The communion with animals is one of my favorite parts of fairy tales. But this paper really made me think: thank you, Ryan! When do we want pretty ducks in our stories? When should we just let the river stay wild?

I like Anne Sexton’s gritty not-for-children takes on fairy tales in her Transformation, and I’m eager to read more poems by Jeannine Hall Gailey. For some perhaps more romantic poems – I am aware Valentine’s Day is coming – please visit the Poetry Friday roundup at:



  1. I have a visceral reaction to “Hansel and Gretel”–probably because my early life reminds me of it. Who did that wonderful painting? I feel I know it but can’t think who did it. Those trees . . . I know those trees . . .

  2. Yes, it’s a pretty creepy story. Even as a kid I remember thinking that candy house was not going to be worth it.
    I snagged the picture off the internet with no source given, but I’m pretty sure those trees belong to Wanda Gag, who gorgeously illustrated Grimm. And of course Millions of Cats.

  3. That’s it! I knew I knew it. I may have that book somewhere. If not, I’ll going to find it. Thanks!

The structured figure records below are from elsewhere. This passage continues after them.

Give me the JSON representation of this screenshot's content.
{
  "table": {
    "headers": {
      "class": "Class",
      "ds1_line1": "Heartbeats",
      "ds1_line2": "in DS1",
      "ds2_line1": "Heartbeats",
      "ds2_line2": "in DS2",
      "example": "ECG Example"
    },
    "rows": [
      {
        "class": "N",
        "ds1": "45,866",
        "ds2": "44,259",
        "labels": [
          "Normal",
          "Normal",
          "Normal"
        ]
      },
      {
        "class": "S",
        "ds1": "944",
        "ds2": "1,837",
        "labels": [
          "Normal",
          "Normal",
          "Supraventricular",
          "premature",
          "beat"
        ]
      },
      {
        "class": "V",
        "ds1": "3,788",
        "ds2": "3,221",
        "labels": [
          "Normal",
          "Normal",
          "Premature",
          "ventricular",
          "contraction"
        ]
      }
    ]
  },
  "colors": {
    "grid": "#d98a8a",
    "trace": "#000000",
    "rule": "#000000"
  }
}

  4. Sounds like a very thoughtful paper! Makes me think of some of the 18th and 19th illustrations Maria Tatar shows in Enchanted Hunters, where fairy tales become the province of children, and somehow become almost scarier as a result, at least at first.
    One of my favorite themes in fairy tales is the transformation of animals into humans and vice versa. Swans into maidens and princes into frogs and bears… such magic.

  5. I liked Enchanted Hunters very much, and am trying to remember the theme you mentioned. I fear I missed too much of what she had to say. I know I’m going to have to pick it up again.
    And yes, those animal to human to animal transformations really tug at the heart and soul. A bit like the magic we try to do with words.